Parker’s ashes went on a long, strange trip after her 1967 death from a heart attack in an Upper East Side hotel room.
The satirist, poet, magazine writer and activist left her entire estate, including all future royalties, to Martin Luther King Jr. Upon his death, the estate was to become the property of the NAACP. But her will left no instructions on what to do with her remains. As a result, her ashes sat in an urn in a Westchester crematory for six years before they were sent to the Manhattan office of her attorney, where they languished in a filing cabinet for another 15 years.
In 1988, after gossip columnist Liz Smith wrote about the fate of the ashes, the NAACP decided to create a memorial outside its Baltimore headquarters. But when the group announced it was thinking of moving to Washington in 2006, Parker’s family intervened and demanded the ashes be disinterred and returned to New York to be buried in a family plot at Woodlawn Cemetery in the Bronx.
It took 14 years for the family to retrieve the ashes with the help of Kevin Fitzpatrick, head of the New York-based Dorothy Parker Society. Fitzpatrick took a train to Baltimore to pick up the urn, which was exhumed on Aug. 18, 2020. Parker’s remains were buried next to her mother four days later, on Parker’s birthday, with Fitzpatrick and civil rights activist Hazel Dukes among the handful of mourners.
“We’re glad she’s back in New York, and we’re thrilled about the gin,” said Susan Cotton, one of Parker’s grandnieces who lives in upstate New York. Cotton told The Post she was not able to travel to the city for the burial although she did commemorate her great aunt’s birthday by drinking a martini.
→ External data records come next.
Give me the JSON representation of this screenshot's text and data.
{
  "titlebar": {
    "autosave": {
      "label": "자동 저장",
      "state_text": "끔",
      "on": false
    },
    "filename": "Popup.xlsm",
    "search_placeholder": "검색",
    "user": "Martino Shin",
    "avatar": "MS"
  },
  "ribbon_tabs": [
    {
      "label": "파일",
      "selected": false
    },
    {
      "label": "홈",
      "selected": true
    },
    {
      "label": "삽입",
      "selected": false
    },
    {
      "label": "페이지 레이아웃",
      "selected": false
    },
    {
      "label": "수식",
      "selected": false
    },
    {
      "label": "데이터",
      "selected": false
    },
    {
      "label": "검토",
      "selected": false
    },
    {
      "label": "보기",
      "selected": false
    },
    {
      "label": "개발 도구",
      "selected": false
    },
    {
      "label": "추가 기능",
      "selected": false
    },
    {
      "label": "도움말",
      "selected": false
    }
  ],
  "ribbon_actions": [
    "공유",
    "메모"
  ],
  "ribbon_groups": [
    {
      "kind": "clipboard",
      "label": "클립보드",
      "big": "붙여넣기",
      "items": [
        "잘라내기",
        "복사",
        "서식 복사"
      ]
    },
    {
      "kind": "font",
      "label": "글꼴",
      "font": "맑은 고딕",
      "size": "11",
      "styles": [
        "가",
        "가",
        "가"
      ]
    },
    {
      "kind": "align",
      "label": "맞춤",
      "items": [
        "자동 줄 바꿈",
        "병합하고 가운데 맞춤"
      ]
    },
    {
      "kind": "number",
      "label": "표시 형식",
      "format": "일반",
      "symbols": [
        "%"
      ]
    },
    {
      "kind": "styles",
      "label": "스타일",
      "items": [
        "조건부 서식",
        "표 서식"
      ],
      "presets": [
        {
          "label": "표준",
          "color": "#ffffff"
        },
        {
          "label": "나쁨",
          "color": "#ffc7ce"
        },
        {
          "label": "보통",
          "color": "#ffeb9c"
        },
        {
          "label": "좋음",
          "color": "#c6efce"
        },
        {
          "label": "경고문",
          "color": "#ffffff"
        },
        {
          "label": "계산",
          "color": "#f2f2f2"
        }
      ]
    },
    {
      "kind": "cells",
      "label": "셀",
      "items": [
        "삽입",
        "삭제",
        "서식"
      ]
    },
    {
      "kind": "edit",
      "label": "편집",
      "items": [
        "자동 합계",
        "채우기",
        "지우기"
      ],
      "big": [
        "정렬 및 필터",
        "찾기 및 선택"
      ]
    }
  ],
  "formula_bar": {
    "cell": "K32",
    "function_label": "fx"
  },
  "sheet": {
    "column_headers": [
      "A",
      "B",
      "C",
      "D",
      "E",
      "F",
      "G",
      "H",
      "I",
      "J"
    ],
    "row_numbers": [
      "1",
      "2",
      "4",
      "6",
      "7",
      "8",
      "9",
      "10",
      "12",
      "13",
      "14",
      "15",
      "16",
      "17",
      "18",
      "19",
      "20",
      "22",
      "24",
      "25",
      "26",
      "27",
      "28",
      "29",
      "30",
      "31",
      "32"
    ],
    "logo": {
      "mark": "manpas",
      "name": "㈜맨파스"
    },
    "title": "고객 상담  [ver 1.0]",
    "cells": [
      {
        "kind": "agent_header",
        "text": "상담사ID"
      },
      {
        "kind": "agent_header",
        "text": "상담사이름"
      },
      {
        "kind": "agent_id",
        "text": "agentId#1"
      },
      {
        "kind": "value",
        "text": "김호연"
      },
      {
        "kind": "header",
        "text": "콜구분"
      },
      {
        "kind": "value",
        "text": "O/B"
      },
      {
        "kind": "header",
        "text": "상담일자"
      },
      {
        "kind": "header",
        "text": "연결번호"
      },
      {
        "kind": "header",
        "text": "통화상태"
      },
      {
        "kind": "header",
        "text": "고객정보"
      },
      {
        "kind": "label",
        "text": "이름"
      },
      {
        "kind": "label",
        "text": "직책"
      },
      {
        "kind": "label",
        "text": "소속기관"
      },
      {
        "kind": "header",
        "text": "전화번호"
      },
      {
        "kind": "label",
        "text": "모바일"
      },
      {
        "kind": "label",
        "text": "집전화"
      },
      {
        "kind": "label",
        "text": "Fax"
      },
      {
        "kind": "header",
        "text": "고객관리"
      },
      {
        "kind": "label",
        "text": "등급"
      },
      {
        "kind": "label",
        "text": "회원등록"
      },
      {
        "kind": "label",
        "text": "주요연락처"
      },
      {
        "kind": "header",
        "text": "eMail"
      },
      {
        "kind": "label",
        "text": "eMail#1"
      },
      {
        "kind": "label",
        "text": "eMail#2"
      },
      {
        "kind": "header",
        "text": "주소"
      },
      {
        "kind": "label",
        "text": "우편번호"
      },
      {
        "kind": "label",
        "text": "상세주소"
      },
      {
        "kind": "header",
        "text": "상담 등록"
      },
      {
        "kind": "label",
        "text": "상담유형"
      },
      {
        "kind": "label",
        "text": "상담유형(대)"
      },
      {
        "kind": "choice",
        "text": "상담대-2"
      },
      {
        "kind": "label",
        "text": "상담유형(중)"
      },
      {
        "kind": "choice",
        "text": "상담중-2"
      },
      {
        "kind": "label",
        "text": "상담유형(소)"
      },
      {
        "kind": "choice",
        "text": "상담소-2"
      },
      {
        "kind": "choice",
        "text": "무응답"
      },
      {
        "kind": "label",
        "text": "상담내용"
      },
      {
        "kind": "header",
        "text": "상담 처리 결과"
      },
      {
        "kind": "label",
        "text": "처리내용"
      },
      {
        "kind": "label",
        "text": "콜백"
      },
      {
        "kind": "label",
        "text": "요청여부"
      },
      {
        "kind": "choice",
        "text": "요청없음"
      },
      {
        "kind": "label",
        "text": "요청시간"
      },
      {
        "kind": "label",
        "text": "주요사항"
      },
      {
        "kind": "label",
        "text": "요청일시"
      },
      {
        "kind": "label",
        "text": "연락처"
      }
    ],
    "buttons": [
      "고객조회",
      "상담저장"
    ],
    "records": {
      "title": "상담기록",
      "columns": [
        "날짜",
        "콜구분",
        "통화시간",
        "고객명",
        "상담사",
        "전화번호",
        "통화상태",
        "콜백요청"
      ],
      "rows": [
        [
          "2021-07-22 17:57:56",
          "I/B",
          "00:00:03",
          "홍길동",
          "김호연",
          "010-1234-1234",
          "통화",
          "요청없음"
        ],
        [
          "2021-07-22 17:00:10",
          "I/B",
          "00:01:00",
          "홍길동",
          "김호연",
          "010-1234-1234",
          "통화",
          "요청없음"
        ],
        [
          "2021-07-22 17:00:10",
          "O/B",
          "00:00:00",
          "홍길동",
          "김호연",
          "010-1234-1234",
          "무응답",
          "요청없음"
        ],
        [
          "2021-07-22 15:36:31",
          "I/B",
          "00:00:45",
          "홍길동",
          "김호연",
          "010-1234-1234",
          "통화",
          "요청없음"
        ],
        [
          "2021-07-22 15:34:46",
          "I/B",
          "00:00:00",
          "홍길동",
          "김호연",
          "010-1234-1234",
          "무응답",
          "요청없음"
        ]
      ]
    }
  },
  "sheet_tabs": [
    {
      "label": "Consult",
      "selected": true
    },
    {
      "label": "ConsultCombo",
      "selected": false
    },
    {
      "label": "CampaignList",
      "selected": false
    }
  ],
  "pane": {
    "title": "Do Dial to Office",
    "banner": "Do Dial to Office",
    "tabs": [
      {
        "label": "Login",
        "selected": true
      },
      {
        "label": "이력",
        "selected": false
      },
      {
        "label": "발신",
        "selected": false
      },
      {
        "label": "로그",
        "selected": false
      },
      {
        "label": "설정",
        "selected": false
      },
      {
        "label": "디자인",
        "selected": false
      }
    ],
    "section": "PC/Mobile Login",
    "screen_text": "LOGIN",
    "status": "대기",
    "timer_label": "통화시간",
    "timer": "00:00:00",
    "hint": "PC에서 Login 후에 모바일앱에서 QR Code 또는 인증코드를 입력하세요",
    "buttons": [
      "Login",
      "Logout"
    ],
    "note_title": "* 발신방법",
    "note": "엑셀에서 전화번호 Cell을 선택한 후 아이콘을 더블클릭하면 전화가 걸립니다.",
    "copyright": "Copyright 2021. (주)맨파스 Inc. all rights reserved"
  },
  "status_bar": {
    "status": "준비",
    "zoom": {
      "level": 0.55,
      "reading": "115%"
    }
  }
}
She will drink another one on Monday to commemorate Parker’s death, and is planning a trip to the Bronx with her two sisters for the unveiling of the $10,000 headstone in August.
The special gin will only be available at the hotel and The Shanty, the distiller’s bar, as well as online. Only 250 bottles with a drawing of Parker by caricaturist Al Hirschfeld, will be available.
Although Cotton said the family has still not decided what the headstone will say, they might turn to Parker herself for inspiration, especially on the subject of martinis: “I love a martini. But two at the most. Three, I’m under the table. Four, I’m under the host.”